# Pythagorean Triplets

Posted: 15 Oct, 2020

Difficulty: Moderate

#### You are given an array of n integers (a1, a2,....,an), you need to find if the array contains a pythagorean triplet or not.

#### An array is said to have a pythagorean triplet if there exists three integers x,y and z in the array such that x^2 + y^2 = z^2.

##### Note

```
1. The integers x,y and z might not be distinct , but they should be present at different locations in the array i.e if a[i] = x, a[j] = y and a[k] = z, then i,j and k should be pairwise distinct.
2. The integers a,b and c can be present in any order in the given array.
```

##### Input Format:

```
The first line contains a single integer t - the number of test cases. Each test case consists of 2 lines as follows:
The first line of each test case will contain the integer n, denoting the total number of elements in the array.
The second line of each test case will contain n space-separated integers a1,a2,....,an , where ai is the ith element of the array..
```

##### Output Format:

```
For each test case, print “yes”, if the array contains a pythagorean triplet,”no” otherwise.
```

##### Note:

```
You do not need to print anything, it has already been taken care of. Just implement the given function.
```

##### Constraints:

```
1 <= T <= 10
3 <= N <= 10^3
1 <= a[i] <= 10^4
Time Limit: 1sec
```

Approach 1

- One simple naive solution is to try every possible triplet present in the array as a candidate for the pythagorean triplet.
- So, we simply run three nested loops, and pick three integers and check if they follow the property given in the problem statement( i.e for three integers a,b and c a^2 b^2 = c^2).
- If we find any required triplet, we return true. Otherwise, if we can't find any valid triplet, we return false.

Approach 2

- Let us assume that the maximum element in the array is ‘mx’, now we know that if there is a valid pythagorean triplet (a,b,c) in the array , then a<=mx, b<=mx, and c<=mx.
- Thus, we can iterate over all possible combinations of ‘a’ and ‘b’ using two loops, which will run from 1 to ‘’mx’, and check that if there exists a valid ‘c’ in the array for the current ‘a’ and ‘b’.
- To check for valid ‘c’, we can store the frequency of all the elements of the array, in a hashmap, and while checking compute the square root of a^2 + b^2, and check if this square root is an integer and it is present in the hashmap or not. If yes , return true.

Approach 3

- Before jumping into the actual solution , let us observe few things:

- Given two integers a1 and a2 such that a1<a2, then a1^2 < a2^2.
- According to the property: a^2 + b^2 = c^2, it is obvious that a^2 < c^2 , b^2 < c^2 , a<c and b<c.
- Given three integers a1, a2 and b, such that a1<a2 , then a1^2+ b^2 < a2^2 + b^2.
- Given three integers a1, a2 and b, such that a1>a2 , then a1^2+ b^2 > a2^2 + b^2.
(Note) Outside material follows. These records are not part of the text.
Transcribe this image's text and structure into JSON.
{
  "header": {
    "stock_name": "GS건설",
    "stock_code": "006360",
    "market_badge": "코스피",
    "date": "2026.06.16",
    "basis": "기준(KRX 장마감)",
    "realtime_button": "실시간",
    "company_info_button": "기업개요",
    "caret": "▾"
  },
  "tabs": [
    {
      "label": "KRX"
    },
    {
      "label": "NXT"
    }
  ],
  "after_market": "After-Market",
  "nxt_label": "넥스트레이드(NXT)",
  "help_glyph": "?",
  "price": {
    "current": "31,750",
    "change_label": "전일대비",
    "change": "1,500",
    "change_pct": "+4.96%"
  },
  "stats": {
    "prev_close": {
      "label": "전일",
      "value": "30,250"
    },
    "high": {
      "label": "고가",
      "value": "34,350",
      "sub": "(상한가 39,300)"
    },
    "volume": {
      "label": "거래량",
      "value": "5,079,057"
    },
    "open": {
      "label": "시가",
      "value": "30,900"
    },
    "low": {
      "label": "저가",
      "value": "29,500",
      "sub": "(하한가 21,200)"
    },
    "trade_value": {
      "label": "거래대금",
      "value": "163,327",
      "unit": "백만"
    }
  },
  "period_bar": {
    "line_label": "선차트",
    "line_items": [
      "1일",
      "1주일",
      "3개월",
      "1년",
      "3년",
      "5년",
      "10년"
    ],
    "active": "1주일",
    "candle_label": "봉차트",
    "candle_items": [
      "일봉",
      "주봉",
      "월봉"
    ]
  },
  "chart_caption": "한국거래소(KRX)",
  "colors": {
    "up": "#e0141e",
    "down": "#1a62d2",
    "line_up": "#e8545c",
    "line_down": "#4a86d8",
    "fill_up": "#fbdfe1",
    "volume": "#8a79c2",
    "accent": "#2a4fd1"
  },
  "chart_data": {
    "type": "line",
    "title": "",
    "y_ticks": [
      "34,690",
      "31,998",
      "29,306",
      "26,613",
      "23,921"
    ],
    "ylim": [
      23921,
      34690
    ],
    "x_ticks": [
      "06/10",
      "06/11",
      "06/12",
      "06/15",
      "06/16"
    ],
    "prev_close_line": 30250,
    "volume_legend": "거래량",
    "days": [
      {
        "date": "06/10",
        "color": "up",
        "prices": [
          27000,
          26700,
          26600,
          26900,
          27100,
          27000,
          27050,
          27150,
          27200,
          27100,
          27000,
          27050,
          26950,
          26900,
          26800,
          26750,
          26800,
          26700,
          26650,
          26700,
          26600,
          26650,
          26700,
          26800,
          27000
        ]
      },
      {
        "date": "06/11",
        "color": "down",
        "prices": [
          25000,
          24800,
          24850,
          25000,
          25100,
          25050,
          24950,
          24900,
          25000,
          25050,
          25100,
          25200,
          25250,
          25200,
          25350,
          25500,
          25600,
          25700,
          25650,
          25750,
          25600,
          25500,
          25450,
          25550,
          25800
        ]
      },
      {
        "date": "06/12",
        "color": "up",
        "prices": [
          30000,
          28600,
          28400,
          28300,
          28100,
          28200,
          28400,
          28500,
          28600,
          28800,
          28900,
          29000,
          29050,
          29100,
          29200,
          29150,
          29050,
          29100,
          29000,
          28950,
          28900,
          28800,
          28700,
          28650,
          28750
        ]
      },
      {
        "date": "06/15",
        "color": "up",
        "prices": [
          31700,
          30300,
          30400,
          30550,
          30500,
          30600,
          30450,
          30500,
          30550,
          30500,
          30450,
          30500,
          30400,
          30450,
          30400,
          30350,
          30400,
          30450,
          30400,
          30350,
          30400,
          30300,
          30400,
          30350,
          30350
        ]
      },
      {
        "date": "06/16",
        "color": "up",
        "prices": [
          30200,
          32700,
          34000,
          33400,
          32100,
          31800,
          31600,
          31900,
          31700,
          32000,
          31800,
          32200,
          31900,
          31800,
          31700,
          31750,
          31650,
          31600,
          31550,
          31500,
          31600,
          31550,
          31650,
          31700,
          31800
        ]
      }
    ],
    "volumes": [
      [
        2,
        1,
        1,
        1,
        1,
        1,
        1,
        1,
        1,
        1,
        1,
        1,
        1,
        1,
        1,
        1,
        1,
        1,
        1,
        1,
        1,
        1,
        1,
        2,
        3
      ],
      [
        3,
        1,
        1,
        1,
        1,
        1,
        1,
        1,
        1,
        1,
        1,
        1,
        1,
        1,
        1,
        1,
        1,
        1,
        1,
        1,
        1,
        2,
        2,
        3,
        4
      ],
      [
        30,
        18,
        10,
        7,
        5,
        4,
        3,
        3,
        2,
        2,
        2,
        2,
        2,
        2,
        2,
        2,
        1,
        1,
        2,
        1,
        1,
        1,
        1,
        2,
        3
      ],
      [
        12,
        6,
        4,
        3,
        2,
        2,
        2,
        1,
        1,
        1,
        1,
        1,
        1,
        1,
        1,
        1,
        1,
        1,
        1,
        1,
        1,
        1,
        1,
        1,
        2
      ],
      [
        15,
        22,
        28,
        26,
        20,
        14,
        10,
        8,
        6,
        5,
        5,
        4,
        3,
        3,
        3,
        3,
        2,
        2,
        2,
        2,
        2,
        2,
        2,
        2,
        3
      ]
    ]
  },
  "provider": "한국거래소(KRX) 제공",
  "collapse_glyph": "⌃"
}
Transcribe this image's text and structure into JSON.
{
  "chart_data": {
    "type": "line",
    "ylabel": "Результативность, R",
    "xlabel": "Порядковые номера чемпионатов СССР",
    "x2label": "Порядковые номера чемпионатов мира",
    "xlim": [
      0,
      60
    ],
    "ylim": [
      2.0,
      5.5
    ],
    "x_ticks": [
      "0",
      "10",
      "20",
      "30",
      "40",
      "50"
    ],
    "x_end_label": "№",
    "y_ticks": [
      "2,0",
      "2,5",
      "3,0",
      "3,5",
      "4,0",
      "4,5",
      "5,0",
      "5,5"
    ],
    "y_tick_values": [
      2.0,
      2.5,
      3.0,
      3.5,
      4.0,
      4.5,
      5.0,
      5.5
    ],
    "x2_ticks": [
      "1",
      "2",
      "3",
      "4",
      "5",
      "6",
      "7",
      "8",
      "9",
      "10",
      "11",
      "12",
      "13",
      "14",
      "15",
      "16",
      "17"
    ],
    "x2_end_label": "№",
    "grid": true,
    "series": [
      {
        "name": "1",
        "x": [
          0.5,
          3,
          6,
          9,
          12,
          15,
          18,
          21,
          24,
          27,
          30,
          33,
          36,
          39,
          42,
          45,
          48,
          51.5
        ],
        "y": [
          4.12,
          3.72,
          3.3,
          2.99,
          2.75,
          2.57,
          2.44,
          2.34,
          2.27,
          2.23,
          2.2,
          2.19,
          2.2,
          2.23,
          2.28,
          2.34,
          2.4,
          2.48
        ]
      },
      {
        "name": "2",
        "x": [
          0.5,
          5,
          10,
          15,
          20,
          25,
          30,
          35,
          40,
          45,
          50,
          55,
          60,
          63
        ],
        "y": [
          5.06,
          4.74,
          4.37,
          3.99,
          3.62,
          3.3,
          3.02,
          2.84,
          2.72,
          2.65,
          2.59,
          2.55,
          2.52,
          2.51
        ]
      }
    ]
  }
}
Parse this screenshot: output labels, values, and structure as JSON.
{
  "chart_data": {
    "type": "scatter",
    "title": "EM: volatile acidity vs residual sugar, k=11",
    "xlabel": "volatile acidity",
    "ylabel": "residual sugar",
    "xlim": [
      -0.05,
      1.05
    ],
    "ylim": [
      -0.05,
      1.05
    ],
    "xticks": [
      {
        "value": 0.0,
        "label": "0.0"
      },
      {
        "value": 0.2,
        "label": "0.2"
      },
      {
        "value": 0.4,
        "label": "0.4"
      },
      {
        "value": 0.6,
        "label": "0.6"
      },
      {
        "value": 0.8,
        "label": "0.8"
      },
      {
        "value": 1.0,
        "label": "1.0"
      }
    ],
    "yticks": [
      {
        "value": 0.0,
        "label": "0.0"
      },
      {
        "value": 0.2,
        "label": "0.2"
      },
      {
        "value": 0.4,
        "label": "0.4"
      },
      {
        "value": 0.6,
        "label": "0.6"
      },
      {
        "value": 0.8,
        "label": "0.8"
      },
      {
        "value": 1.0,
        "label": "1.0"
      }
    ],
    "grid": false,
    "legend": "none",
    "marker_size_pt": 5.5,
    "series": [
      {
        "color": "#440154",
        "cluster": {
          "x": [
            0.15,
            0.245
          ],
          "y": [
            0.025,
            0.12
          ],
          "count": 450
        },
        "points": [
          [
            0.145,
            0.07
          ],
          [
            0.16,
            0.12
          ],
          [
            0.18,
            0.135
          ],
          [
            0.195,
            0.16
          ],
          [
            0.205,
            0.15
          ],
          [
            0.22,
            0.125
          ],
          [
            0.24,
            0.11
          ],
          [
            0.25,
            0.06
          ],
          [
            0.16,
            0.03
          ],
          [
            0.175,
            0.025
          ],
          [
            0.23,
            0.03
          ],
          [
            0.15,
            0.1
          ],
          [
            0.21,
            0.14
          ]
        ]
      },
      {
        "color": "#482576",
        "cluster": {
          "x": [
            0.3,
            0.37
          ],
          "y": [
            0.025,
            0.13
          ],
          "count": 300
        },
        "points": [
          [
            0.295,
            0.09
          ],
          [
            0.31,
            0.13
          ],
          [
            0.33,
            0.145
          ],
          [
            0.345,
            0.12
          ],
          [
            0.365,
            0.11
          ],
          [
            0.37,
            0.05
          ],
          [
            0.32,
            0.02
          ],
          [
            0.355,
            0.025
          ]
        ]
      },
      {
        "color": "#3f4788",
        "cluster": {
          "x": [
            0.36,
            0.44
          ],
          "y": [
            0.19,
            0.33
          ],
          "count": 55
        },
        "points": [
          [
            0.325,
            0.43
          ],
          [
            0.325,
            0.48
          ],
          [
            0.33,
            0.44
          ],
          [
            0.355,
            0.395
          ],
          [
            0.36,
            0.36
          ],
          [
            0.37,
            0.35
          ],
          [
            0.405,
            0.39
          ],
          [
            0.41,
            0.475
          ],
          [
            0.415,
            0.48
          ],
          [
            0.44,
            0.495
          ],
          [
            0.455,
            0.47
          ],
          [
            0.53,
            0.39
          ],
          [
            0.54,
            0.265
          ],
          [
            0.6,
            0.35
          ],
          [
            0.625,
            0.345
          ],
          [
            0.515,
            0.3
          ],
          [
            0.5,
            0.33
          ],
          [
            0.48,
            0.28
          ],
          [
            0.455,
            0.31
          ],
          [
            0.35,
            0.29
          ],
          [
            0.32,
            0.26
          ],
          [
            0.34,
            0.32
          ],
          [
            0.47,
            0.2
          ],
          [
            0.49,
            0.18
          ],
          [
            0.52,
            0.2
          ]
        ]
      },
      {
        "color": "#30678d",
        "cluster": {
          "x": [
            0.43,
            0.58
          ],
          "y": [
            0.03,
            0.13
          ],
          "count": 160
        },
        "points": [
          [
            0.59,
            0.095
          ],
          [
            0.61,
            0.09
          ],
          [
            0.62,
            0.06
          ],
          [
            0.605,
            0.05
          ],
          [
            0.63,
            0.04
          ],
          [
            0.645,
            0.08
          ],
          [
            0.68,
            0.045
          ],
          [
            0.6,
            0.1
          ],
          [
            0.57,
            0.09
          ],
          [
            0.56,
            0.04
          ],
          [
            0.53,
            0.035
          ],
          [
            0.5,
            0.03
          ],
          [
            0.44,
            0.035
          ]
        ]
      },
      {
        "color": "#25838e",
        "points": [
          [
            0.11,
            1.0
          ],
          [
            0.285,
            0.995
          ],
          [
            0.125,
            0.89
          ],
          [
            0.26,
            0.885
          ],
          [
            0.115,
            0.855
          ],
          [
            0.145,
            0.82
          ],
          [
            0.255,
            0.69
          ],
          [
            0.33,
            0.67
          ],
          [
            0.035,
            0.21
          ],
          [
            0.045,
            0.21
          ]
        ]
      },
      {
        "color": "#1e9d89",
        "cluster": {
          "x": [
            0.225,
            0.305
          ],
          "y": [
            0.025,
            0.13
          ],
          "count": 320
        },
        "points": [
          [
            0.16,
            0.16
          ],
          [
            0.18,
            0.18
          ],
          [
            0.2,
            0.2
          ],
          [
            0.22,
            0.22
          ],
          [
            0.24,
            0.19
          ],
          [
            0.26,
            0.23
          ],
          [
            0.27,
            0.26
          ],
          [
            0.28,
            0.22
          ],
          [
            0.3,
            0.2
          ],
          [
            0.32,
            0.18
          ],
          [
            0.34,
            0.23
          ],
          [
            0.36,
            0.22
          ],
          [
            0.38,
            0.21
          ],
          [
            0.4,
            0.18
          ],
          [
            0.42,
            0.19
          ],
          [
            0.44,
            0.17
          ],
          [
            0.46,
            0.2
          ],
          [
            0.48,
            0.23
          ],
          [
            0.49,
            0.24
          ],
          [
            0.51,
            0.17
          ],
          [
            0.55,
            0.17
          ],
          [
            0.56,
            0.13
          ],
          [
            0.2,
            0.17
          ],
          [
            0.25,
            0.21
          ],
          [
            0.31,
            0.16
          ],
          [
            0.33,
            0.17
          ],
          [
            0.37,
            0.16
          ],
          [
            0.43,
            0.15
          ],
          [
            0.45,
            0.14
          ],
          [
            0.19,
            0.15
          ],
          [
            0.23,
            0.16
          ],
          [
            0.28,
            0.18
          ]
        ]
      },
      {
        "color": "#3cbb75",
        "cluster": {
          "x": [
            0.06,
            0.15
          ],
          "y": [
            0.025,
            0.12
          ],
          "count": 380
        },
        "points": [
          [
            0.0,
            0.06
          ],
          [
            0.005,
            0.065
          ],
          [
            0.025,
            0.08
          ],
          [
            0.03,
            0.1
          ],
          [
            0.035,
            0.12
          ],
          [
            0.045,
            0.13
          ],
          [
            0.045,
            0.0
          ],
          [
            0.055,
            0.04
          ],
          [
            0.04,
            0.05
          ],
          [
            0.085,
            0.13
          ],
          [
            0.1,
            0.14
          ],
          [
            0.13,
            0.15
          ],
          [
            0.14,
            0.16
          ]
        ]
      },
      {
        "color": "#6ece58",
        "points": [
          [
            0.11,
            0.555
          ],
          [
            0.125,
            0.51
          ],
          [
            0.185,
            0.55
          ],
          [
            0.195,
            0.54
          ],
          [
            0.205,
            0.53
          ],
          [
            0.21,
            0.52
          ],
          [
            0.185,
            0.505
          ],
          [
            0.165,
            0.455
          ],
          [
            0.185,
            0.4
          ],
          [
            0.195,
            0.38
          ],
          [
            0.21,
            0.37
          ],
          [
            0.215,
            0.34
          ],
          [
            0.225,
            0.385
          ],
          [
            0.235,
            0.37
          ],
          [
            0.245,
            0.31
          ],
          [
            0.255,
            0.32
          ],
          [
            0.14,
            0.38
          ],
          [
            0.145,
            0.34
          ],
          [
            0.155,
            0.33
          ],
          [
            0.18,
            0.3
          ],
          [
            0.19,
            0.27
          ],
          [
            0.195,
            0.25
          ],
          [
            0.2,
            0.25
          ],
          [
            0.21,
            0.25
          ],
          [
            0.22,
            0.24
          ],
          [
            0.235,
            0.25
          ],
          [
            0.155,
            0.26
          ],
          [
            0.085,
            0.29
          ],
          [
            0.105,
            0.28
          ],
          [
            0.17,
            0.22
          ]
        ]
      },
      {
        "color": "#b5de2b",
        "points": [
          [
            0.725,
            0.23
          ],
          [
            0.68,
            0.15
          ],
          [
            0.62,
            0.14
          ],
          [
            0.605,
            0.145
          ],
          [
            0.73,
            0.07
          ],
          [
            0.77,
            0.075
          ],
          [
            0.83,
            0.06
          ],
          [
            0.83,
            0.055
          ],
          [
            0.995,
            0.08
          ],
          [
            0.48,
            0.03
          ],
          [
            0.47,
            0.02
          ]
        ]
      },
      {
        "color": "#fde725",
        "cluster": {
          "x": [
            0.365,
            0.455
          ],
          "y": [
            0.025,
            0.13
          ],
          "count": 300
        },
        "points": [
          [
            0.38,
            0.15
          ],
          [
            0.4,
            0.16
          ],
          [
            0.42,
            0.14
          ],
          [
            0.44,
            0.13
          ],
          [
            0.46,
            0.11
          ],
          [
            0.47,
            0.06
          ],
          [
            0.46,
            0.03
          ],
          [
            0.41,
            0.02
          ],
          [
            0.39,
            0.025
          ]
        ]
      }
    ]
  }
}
- Let us assume that there are three integers a, b and c in the array such that a^2 + b^2 = c^2.
- Now by using the above four observations, let us assume that in the given array the integers are in non-descending order. If we fix the rhs(right hand side) of the property i.e c^2, then by observation 2 , it is clear that if the integer c is present at ith index in the array, then both integers a and b will be present before c, that is their indices will be less than ‘i’.
- So let us first sort the array in non-decreasing order. Now in every iteration, fix the current element as a possible candidate for ‘c’. Let c be present at ith index of the array , such that there are at least two elements before c. Now we just need to find two elements a and b such that a<c and b<c and a^2 + b^2 = c^2.
- So we will use two pointers, one will start from the beginning and the other will start from (i-1)th index as all elements less than c are in this range.
- Let the two pointers be ‘j’ and ‘k’ , such that j is starting from the beginning. Now while j is less than k, let us assume that x= a[j] and y = a[k]. Now there are three possibilities:

- If x^2 + y^2 = c^2, then we have found a valid triplet and we simply return true.
- Else if x^2 + y^2 <c^2, then we need to increase the sum on the lhs and for that we will increment the pointer ‘j’, (as in a sorted array a[j] < a[j+1]) and thus increase x(observation 3).
- Else x^2 + y^2 > c^2, then to decrease the sum on the lhs, we will decrement the pointer ‘k’ ( as a[k] > a[k-1]) and thus decrease y(observation 4).

- Thus for every possible ‘c’, we can find the valid pair of a and b in linear fashion.